These days I am spending most of my online social networking time on tumblr, which is ironic, as it took me well over a year before I got the hang of it.
I had been homeless on the web since MySpace turned into a ghost town and the forums I had visited also died at around the same time – probably all due to the unstoppable rise of facebook. While I’ve been able to transfer quite a few of these contacts to facebook, I never really liked spending time there. In 2010, I signed up to twitter, which I like a lot, but it is a medium more than a place. I can use it to widen the audience for blog entries (on blogspot) or photos (on flickr), but if I spend more than five minutes watching my twitter timeline (following some 1600 people!), the futility and randomness of it gets to me. Unless there is some major political scandal to kick around, which is always fun on twitter. (I also tried google+ but that never took off, and I am registered with LinkedIn, but it bores me to tears.)
So, well, tumblr and I started out on the wrong foot. I signed up in June 2011 when somebody whom I knew from mutual blog-following on blogspot moved her blogging activity to tumblr and I wanted to stay in touch. However, she soon succumbed to the temptation of the NSFW blogs available on tumblr and ended up reblogging that kind of stuff endlessly without posting anything of her own.
In the first months I didn’t come across any individuals who were actually posting their own content. Everything I saw back then seemed to be just swirling round in circles (which I guess is where the name tumblr comes from?) and come from unattributed sources, i.e. probably stolen. Using tags like #science I found some vaguely interesting blogs that I still follow, like the mother nature network, which covers science and environment, but that didn’t really pull me in.
The legacy of my very first contact in tumblr meant that I had no shortage of addresses for erotica, but once I eliminated all peniswaving blogs, I was left with a few lesbian ones (which I still love) and one that systematically reblogs “topless Tuesday” photos. For a few months I just let these float by, but at one point I started to wonder who these women were. If I liked the face above the boobs I looked up the blog and found quite a few interesting people who – and that was rather important to me – did post their own content, rather than just reblogging all the time.

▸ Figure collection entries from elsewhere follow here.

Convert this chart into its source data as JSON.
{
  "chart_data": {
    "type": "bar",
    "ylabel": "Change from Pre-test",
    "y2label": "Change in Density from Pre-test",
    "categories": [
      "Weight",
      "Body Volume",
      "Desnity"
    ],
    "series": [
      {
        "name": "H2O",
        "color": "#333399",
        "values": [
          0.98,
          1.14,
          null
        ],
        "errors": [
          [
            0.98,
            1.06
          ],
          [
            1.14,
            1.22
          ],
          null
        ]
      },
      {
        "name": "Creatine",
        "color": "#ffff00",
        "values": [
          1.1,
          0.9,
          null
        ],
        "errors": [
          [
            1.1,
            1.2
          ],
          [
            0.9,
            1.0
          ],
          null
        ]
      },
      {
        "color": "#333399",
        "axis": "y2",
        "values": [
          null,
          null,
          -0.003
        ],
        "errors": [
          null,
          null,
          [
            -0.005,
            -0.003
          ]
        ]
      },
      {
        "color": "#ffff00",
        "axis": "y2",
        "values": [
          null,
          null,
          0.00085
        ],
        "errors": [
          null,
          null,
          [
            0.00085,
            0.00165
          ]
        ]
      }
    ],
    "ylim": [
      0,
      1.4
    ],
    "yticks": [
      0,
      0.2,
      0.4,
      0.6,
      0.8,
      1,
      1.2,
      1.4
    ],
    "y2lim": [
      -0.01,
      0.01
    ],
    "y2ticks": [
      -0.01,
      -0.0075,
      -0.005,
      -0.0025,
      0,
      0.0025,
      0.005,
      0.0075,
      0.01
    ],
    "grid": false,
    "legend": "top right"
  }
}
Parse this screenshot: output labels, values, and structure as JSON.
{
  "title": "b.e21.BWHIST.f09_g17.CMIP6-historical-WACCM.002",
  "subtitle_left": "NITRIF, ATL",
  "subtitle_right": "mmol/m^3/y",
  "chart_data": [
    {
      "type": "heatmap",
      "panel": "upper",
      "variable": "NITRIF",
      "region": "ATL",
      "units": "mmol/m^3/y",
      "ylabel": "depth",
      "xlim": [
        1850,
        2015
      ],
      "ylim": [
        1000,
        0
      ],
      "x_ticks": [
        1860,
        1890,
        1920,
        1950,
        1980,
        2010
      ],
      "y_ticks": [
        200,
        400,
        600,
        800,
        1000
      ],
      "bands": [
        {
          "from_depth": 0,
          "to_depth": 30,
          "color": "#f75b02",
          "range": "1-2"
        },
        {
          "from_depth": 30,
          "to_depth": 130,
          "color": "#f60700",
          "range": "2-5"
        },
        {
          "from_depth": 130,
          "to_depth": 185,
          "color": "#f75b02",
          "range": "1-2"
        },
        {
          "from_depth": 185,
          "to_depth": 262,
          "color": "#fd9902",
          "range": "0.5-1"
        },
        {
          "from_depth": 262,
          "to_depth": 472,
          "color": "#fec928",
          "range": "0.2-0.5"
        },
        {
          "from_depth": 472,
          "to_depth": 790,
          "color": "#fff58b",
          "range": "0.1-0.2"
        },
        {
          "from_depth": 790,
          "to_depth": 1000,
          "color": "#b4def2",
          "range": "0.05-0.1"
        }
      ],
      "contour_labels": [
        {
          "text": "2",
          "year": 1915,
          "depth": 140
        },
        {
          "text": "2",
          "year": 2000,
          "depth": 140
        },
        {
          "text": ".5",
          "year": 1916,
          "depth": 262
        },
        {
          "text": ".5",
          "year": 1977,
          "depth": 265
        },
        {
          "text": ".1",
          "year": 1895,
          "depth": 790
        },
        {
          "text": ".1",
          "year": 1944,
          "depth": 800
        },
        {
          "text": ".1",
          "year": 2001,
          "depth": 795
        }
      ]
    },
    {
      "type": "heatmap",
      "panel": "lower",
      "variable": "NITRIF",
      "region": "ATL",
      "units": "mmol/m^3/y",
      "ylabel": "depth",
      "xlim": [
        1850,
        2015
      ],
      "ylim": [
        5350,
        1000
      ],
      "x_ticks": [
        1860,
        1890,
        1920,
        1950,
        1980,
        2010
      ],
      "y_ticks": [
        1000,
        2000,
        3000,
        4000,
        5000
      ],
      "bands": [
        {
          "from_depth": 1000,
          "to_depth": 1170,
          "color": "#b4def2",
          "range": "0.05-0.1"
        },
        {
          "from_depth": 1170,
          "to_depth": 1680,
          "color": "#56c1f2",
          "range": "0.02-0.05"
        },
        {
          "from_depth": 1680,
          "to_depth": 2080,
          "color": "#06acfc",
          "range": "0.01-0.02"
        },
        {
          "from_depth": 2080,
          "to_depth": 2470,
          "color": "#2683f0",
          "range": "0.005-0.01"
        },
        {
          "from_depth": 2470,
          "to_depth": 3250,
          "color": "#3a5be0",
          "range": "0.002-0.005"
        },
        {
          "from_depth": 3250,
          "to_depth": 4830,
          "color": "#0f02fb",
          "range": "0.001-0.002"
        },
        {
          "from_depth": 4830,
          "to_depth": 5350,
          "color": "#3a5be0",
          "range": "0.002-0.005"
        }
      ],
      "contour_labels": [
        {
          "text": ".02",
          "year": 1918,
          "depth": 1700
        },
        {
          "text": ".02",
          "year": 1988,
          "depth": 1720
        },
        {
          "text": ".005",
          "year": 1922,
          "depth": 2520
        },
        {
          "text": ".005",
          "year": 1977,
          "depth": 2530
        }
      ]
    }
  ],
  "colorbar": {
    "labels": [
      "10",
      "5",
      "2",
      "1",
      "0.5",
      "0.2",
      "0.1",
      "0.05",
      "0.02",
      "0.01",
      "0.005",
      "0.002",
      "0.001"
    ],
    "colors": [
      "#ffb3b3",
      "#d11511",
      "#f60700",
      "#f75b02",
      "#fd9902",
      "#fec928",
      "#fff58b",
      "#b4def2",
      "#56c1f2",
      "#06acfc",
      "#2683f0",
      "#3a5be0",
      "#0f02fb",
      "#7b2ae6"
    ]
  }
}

Some of them even very kindly followed me back, so by that stage – perhaps 1 year into the experience - I had around 20 followers (as many as my blog on blogspot has, except that I don’t think that anybody still checks the blogs they follow there). That gave me a little bit more confidence to expect that somebody, at some point might actually look at contributions I post, so I systematically posted links to my articles and blog entries from blogspot. That helped a little bit, some people became interested in the science bits I had to offer.
Then I widened my spectrum, discovered that there is a one-click option to share my flickr photos on tumblr, also posted the odd video, and ended up sharing everything I posted elsewhere (blogspot, twitter, flickr, facebook) on tumblr as well, and more. By the beginning of this month, the increased activity succeeded in attracting new followers on a daily basis, and catalysing new friendships in a way that I hadn’t really experienced since the demise of myspace.
Tumblr really has become a place on the web where I like to spend time, where I’m surrounded by people who I like, even if they are still mostly strangers. I find it amazing how openly people communicate about very intimate problems over there, and how supportive and loving most people are (apart from some anon. trolling – personally I’ve switched off anonymous asks, so I don’t have that problem). I’m beginning to worry that this is too good to last and that Murdoch might soon buy it up and ruin it (this irrational fear will in the future be called the MySpace trauma). I'm just hoping it stays exactly as it is.